See documentation for more information about the installation and usage of the library.
I had idea for project like this for a few years already, back when I used bison + flex for a school project. The advantage of bison + flex is that it generates LALR(1) parser. These parsers are very good for parsing usual programming languages constructs without any transformations of the grammar (such as removal of left-recursion, making sure that no 2 rules have same prefix). Their approach of splitting the process into tokenization and parsing makes it much easier to write the actual grammar without having it cluttered with things like whitespaces, comments and other things that can be ignored and don't have to be present in the grammar itself. The disadvantage of bison + flex is that you have to have these installed on your system because they are standalone tools which will generate you C/C++ code. Maintaining build system which uses them and works on Linux, Windows and macOS is not an easy task. For a long time, bison was also not able to work with modern C++ features such as move semantics. It should be supported as of now (3.4) but a lot of Linux distributions still don't have this version and some stable distros won't have for a very long time. There are also other options than bison + flex in C++ world such as Boost.Spirit or PEGTL which are all amazing but they all have some drawbacks (LL parsers, cluttered and hard to maintain grammars, inability to specify operator precedence, ...). This library aims to provide what was missing out there -- taking philosophy of bison + flex and putting it into pure C++ while still generating LALR(1) parser.

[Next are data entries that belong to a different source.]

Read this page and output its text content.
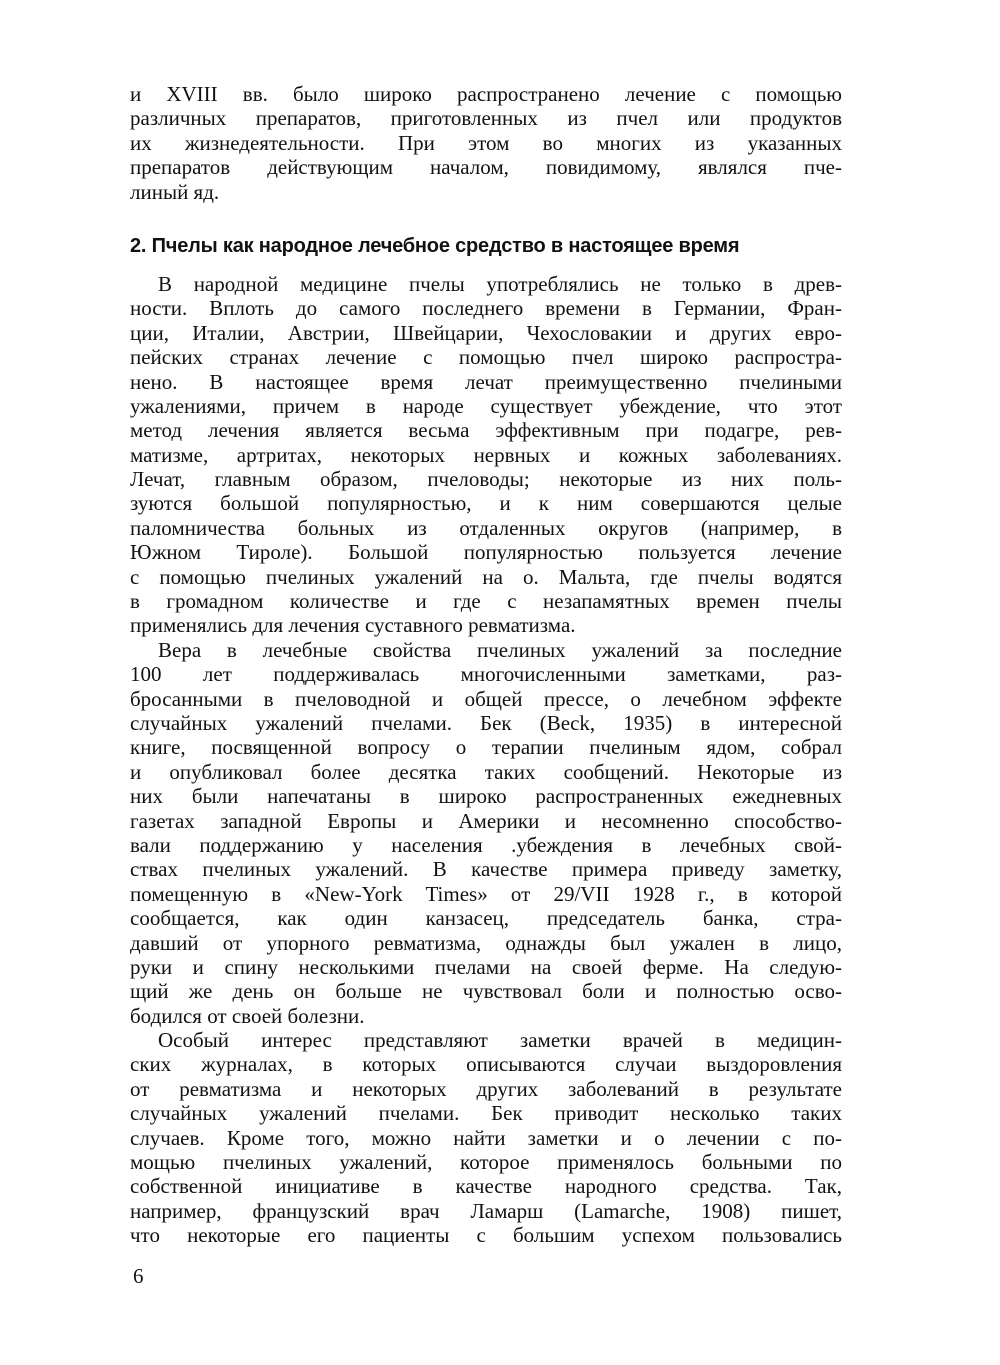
и XVIII вв. было широко распространено лечение с помощью
различных препаратов, приготовленных из пчел или продуктов
их жизнедеятельности. При этом во многих из указанных
препаратов действующим началом, повидимому, являлся пче-
линый яд.
2. Пчелы как народное лечебное средство в настоящее время
В народной медицине пчелы употреблялись не только в древ-
ности. Вплоть до самого последнего времени в Германии, Фран-
ции, Италии, Австрии, Швейцарии, Чехословакии и других евро-
пейских странах лечение с помощью пчел широко распростра-
нено. В настоящее время лечат преимущественно пчелиными
ужалениями, причем в народе существует убеждение, что этот
метод лечения является весьма эффективным при подагре, рев-
матизме, артритах, некоторых нервных и кожных заболеваниях.
Лечат, главным образом, пчеловоды; некоторые из них поль-
зуются большой популярностью, и к ним совершаются целые
паломничества больных из отдаленных округов (например, в
Южном Тироле). Большой популярностью пользуется лечение
с помощью пчелиных ужалений на о. Мальта, где пчелы водятся
в громадном количестве и где с незапамятных времен пчелы
применялись для лечения суставного ревматизма.
Вера в лечебные свойства пчелиных ужалений за последние
100 лет поддерживалась многочисленными заметками, раз-
бросанными в пчеловодной и общей прессе, о лечебном эффекте
случайных ужалений пчелами. Бек (Beck, 1935) в интересной
книге, посвященной вопросу о терапии пчелиным ядом, собрал
и опубликовал более десятка таких сообщений. Некоторые из
них были напечатаны в широко распространенных ежедневных
газетах западной Европы и Америки и несомненно способство-
вали поддержанию у населения .убеждения в лечебных свой-
ствах пчелиных ужалений. В качестве примера приведу заметку,
помещенную в «New-York Times» от 29/VII 1928 г., в которой
сообщается, как один канзасец, председатель банка, стра-
давший от упорного ревматизма, однажды был ужален в лицо,
руки и спину несколькими пчелами на своей ферме. На следую-
щий же день он больше не чувствовал боли и полностью осво-
бодился от своей болезни.
Особый интерес представляют заметки врачей в медицин-
ских журналах, в которых описываются случаи выздоровления
от ревматизма и некоторых других заболеваний в результате
случайных ужалений пчелами. Бек приводит несколько таких
случаев. Кроме того, можно найти заметки и о лечении с по-
мощью пчелиных ужалений, которое применялось больными по
собственной инициативе в качестве народного средства. Так,
например, французский врач Ламарш (Lamarche, 1908) пишет,
что некоторые его пациенты с большим успехом пользовались
6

The implemented parser generator is based on algorithms from papers Efficient computation of LALR(1) look-ahead sets, Development of an LALR(1) Parser Generator, Simple computation of LALR(1) lookahead sets and book Compilers: Principles, Techniques, and Tools (2nd Edition).
Things to do before 1.0.0
- Tokenizer action on end of input
- Support for states in tokenizer (
BEGIN
,END
like behavior in flex) - Generate debugging report (text file parsing table, states, lookahead sets, graphviz LALR automaton, ...)
- Windows & macOS Build
- Tests
- Code Coverage
- CI pipeline (Travis CI, AppVeyor)
- Packaging (ZIP, RPM, DEB, ... + getting package into repositories)
- Sphinx Docs (+ Read The Docs integration)
Things to do after 1.0.0
- Error Recovery
- Code Cleanup :)
- Own implementation for tokenizer to be header-only (DFA)
- Lightweight iterator ranges
- fmt (5.3.0 or newer)
- re2 (2019-09-01 or newer)